AI infrastructure stocks have given investors a textbook entry window this month. The trio that anchors the spending cycle has all pulled back from spring highs, even as the underlying revenue trajectory keeps accelerating. NVIDIA (NASDAQ:NVDA | NVDA Price Prediction), Broadcom (NASDAQ:AVGO) and Microsoft (NASDAQ:MSFT) are the picks-and-shovels triangle of the AI buildout: silicon, custom accelerators and networking, and the hyperscale cloud platform monetizing it. All three are trading meaningfully below their 52-week highs heading into mid-June.
NVIDIA (NVDA)
NVIDIA closed at $200.42 on June 10, down 7% over the past week and 9% over the past month. That puts the stock 26% below its 52-week high of $236.26, even though the year-to-date return remains positive at 8%.
The bull case rests on a fundamental engine that is still compounding. Q1 FY2027 revenue hit $81.61 billion, up 85% year over year, with Data Center revenue alone at $75.25 billion (+92% YoY) and Data Center Networking up 199% YoY to $14.8 billion. Management guided Q2 to $91.0 billion in revenue at a 75% non-GAAP gross margin. CEO Jensen Huang framed the moment as “the largest infrastructure expansion in human history.” The board paired the growth story with capital return: a quarterly dividend bumped from $0.01 to $0.25 and an additional $80 billion buyback authorization. Forward P/E sits at 23 against an analyst consensus target of $298.42, with 95% bullish analyst sentiment.
Risk: Q2 guidance assumes no H20 Data Center compute revenue from China due to export restrictions, and a beta of 2.2 means the next macro shock cuts deeper here than in the broader market.
Broadcom (AVGO)
Broadcom is the sharpest dip in the group. Shares finished at $372.10, down 22% in a single week and 5% on June 10 alone. The 52-week high is $495. The catalyst was a classic sell-the-news reaction to a strong report: Seeking Alpha noted that “Broadcom reported record Q2 results with significant revenue and AI semiconductor growth, but its stock dropped nearly 15% due to guidance failing to meet elevated investor expectations and a declining gross margin outlook.”

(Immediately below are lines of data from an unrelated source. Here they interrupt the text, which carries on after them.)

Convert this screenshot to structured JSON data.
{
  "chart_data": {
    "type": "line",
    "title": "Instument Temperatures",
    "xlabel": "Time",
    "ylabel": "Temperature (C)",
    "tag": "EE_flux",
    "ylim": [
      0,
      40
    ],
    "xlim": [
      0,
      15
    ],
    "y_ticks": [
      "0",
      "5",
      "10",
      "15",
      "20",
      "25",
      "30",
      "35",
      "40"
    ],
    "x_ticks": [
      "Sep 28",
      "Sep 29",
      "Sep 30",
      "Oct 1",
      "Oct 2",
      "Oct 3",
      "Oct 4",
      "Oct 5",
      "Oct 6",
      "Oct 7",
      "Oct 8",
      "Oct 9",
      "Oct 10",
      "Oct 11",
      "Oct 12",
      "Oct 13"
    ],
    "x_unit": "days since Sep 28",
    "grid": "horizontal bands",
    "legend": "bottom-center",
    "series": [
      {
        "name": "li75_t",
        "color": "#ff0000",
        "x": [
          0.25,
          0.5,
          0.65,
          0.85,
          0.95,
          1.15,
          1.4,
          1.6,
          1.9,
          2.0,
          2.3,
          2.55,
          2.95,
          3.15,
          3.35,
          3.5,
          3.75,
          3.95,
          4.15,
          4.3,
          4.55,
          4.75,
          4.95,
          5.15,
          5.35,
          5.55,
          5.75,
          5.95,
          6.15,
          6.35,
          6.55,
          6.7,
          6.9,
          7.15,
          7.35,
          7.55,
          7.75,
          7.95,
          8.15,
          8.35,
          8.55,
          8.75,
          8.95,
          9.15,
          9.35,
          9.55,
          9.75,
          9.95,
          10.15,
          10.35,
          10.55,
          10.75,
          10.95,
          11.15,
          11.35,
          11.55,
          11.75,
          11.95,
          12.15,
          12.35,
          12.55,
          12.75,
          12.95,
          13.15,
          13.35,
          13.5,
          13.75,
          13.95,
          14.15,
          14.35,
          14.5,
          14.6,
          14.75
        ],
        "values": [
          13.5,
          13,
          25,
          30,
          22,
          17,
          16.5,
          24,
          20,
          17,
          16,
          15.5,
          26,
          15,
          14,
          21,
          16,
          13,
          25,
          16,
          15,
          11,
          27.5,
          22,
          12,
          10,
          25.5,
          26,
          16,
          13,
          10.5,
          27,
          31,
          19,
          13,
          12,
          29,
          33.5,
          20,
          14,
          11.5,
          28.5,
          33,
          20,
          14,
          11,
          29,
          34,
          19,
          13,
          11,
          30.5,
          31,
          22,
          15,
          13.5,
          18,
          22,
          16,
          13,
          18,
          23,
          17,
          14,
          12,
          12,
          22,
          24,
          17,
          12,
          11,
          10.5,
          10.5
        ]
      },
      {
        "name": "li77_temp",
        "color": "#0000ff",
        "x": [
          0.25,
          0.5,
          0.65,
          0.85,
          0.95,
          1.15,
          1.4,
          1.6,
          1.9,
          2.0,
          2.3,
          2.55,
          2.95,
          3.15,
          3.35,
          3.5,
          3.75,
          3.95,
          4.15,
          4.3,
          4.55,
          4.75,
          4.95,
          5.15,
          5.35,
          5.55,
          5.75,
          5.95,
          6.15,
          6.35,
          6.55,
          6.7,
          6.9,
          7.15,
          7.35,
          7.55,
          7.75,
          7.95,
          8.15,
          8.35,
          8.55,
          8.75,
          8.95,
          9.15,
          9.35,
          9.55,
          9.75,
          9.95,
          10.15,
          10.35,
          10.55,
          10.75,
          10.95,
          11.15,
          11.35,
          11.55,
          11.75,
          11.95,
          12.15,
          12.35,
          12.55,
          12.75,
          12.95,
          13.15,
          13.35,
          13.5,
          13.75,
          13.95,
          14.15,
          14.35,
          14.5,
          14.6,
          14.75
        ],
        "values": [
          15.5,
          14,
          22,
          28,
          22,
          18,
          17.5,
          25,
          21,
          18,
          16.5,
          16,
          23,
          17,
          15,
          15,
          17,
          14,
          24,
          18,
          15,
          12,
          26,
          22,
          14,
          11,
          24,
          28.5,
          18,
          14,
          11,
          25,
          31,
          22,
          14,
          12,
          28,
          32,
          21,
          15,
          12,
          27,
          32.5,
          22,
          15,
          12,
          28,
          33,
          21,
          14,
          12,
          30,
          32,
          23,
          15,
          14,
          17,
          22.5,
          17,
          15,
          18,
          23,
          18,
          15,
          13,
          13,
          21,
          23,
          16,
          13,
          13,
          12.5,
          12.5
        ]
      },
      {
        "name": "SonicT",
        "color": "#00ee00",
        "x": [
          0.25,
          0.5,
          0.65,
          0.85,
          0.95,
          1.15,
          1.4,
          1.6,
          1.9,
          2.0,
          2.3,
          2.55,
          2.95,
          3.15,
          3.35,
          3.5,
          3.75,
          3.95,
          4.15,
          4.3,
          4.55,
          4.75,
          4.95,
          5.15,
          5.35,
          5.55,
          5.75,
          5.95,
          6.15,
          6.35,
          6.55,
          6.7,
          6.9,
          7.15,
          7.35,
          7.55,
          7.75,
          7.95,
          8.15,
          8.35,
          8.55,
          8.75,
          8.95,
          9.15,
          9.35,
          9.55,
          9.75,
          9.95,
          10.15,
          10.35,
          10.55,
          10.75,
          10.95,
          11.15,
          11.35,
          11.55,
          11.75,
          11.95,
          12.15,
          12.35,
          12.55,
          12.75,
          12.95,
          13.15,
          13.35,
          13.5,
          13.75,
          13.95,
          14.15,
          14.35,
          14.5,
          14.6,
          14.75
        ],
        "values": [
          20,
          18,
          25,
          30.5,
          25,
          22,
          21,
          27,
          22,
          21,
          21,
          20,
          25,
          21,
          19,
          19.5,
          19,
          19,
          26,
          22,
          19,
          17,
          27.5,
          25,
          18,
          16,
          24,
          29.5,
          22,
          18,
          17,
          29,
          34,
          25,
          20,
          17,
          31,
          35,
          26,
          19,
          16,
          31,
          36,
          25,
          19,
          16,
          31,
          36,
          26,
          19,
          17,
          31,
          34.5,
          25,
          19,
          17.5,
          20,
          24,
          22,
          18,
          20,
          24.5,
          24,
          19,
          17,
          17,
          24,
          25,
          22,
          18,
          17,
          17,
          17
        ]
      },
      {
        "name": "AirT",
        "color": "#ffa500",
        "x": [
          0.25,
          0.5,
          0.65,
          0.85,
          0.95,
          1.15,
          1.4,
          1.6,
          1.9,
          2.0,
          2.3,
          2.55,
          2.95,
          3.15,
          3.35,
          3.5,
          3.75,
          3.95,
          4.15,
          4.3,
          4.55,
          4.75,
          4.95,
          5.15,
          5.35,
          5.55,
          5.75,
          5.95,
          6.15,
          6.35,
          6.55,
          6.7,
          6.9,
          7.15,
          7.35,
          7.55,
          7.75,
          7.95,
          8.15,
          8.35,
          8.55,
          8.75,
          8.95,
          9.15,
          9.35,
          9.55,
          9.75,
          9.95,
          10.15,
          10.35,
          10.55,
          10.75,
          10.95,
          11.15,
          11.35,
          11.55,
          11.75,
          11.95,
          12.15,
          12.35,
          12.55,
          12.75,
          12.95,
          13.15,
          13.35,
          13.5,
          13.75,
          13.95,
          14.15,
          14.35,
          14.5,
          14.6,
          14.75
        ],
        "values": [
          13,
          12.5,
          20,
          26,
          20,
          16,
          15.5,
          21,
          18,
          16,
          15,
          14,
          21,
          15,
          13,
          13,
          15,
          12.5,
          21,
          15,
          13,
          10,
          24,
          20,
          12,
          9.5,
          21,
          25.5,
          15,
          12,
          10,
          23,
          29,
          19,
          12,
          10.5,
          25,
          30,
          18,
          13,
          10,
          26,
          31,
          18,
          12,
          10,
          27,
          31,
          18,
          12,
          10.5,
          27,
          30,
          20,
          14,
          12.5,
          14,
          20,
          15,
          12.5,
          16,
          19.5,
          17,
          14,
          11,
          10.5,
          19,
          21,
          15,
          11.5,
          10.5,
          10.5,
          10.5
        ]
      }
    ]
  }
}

That reaction looks like an overcorrection against the actual numbers. Q2 FY2026 AI semiconductor revenue came in at $10.80 billion, up 143% year over year, beating the company’s own forecast. Total revenue grew 48% YoY to $22.19 billion, and free cash flow expanded 60% to $10.26 billion. CEO Hock Tan guided Q3 AI semiconductor revenue to $16.0 billion, more than 200% YoY growth. Layer in the $35 billion AI infrastructure platform launched with Apollo and Blackstone targeting 20+ gigawatts of compute by 2028, and the multi-year visibility argument strengthens. The analyst consensus target sits at $522.06, with 92% bullish sentiment.

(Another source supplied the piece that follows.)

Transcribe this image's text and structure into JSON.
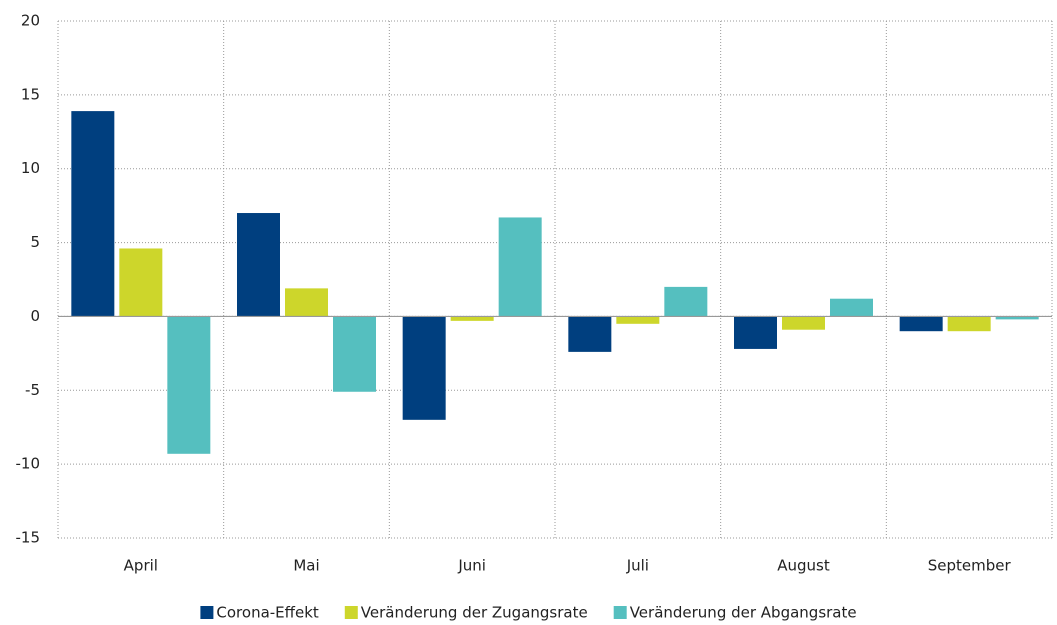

Risk: Forward P/E of 34 is still a premium, and customer concentration in a handful of hyperscalers means any single capex slowdown lands hard. At least one sell-side desk has issued a Sell rating on valuation grounds.
Microsoft (MSFT)
Microsoft is the deepest discount on a calendar basis. The stock closed at $397.36, down 17% year to date and 15% over the past year. It is trading well below the 52-week high of $551.05 and below both its 50-day ($409.27) and 200-day ($455.91) moving averages.
The thesis is simple: the AI monetization the market doubted in 2025 is now showing up in the financials. Q3 FY2026 revenue rose 18% to $82.89 billion, Intelligent Cloud grew 30% YoY to $34.68 billion, and Azure and other cloud services climbed 40% YoY. Satya Nadella confirmed that “Our AI business surpassed an annual revenue run rate of $37 billion, up 123% year-over-year.” Commercial RPO of $627 billion (+99% YoY) is a long-duration backlog few software peers can match. Forward P/E of 21 for a business compounding earnings at 23% YoY with a 46% operating margin is the cheapest multiple in the group. Analyst consensus is $560.95.
Risk: Capex of $30.88 billion in the quarter, up 84% YoY, is the source of the pullback. If AI returns lag the buildout pace, free cash flow conversion stays compressed, and the market keeps punishing the multiple. Investors should keep an eye on Azure growth and capex commentary on the next earnings report.
The Bottom Line
All three names are below their 52-week highs while their AI revenue lines are still accelerating. NVIDIA offers the cleanest growth story, Broadcom the sharpest dip and Microsoft the most defensible multiple. The setup heading into the second half of 2026 favors investors willing to underwrite the spending cycle through the volatility.